SBIR Phase I: Energy and Space Efficient Power Management Integrated Circuits for Mobile Devices
Silicon6, Llc, Leander TX
Investigators
Abstract
The broader impact/commercial potential of this Small Business Innovation Research (SBIR) Phase I project is to bring to market a novel power chip architecture for battery-operated electronics, such as smartphones, wearable electronics, electric vehicles, blade servers, cloud-infrastructure hardware, telecom devices, tablets, routers, LED lightning, etc. There are four critical requirements of the power management integrated circuits (PMIC) when used in mobile devices: (1) high energy efficiency for a longer battery run-time between charges; (2) small solution size by freeing up extremely limited space for new functionalities; (3) fast response speed for wide variety of uses; and (4) simplified circuit design for shortening new products' time-to-market. Currently, no solutions are capable of simultaneously meeting the above four requirements. It has become necessary to consider a new topology that could help enabling more efficient Internet of Things designs. It is therefore an object of this proposal to develop novel power chips where the above four requirements can be easily met. Consequently, for any direct current powered mobile devices, as long as they are consuming large power, struggling with limited spaces, and requiring efficient cooling effects, the proposed solution aims to achieve the optimal performance.

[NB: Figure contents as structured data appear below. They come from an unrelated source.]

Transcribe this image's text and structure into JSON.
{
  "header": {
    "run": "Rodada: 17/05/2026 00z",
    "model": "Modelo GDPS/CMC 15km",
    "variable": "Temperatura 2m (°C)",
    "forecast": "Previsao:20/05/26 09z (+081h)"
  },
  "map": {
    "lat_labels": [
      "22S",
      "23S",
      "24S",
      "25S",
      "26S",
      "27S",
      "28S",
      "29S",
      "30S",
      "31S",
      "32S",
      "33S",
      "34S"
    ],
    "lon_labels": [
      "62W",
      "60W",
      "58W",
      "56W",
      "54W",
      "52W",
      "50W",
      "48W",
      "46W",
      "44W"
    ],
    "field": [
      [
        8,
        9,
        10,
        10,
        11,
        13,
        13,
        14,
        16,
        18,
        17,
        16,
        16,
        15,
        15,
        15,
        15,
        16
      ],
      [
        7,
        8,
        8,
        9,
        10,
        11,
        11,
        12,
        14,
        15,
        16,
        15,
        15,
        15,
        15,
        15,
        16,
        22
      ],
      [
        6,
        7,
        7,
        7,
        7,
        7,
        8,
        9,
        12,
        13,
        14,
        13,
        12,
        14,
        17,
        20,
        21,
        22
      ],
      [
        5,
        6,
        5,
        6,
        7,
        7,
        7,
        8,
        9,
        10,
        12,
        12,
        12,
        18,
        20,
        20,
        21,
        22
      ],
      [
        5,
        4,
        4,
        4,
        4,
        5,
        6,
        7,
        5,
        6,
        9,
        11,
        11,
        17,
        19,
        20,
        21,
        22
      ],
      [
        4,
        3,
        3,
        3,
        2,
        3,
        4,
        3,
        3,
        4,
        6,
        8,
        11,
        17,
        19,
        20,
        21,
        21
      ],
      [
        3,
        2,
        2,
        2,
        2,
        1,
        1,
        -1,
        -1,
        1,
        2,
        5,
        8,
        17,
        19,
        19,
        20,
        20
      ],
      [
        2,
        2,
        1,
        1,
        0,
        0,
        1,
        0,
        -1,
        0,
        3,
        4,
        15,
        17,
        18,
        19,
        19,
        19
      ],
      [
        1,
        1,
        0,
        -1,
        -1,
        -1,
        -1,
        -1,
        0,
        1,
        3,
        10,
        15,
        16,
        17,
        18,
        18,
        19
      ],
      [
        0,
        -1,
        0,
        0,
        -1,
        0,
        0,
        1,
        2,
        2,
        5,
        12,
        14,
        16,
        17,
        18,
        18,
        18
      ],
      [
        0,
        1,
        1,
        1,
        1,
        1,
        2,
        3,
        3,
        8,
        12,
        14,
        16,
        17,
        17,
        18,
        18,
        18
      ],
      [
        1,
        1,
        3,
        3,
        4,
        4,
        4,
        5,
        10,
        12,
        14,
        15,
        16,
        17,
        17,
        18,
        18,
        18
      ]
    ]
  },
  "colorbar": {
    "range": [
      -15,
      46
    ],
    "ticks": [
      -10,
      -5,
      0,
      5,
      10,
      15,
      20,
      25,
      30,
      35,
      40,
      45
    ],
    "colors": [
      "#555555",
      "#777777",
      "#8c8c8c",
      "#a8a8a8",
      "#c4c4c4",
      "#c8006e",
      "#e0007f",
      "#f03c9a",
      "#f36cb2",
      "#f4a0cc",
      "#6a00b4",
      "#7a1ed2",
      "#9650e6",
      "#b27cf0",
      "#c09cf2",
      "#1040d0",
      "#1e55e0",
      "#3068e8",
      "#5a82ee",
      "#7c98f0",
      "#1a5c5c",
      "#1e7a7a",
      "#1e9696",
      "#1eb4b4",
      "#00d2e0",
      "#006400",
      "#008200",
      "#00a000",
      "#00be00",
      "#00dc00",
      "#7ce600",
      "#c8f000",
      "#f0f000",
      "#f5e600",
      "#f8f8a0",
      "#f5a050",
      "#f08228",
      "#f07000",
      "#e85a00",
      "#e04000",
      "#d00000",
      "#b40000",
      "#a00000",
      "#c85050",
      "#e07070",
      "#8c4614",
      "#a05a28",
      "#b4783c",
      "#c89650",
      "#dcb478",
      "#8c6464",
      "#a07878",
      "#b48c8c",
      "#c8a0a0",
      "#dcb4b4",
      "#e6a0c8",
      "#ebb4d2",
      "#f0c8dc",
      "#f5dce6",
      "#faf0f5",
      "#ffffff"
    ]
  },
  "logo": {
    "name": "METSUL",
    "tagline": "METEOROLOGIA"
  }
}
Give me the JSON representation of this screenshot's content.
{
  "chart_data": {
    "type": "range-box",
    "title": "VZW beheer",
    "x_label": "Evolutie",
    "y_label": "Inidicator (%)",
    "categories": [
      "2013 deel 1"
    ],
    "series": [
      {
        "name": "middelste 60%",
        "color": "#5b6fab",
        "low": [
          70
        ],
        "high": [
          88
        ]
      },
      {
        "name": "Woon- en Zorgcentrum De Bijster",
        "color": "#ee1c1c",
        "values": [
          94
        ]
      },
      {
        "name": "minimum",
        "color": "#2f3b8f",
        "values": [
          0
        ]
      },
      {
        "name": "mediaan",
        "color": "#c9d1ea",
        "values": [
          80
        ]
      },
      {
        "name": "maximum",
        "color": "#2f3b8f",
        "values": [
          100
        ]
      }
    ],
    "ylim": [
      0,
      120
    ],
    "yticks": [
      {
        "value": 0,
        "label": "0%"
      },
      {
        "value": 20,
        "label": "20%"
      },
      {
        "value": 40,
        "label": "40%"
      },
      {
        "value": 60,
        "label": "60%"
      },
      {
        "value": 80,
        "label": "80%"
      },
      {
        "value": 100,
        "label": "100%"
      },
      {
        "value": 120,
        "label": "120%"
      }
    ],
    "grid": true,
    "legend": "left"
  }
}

Unlike the present power management integrated chip (PMIC) solutions that have to lose one or more features for a certain improvement, the proposed intellectual merits achieve all of the important features in one single architecture without losing anything. The new PMIC architecture has been preliminarily verified using computer modeling simulation based on ideal circuit models. The objective of this project is to develop new power management chips for use in smartphones and to achieve optimal testing results when verified with 180 nanometer CMOS processes. The R&D scope includes intellectual property core block circuits design, reusable sub-module testing, and mixed signal top-level simulations where the combination of all blocks and modules will be thoroughly represented, within which a circuit that will be etched onto the wafer in Phase II must function correctly. This work?s goal is to demonstrate that the proposed PMIC architecture is a valid solution to fundamentally address the major pain points in the mobile device market.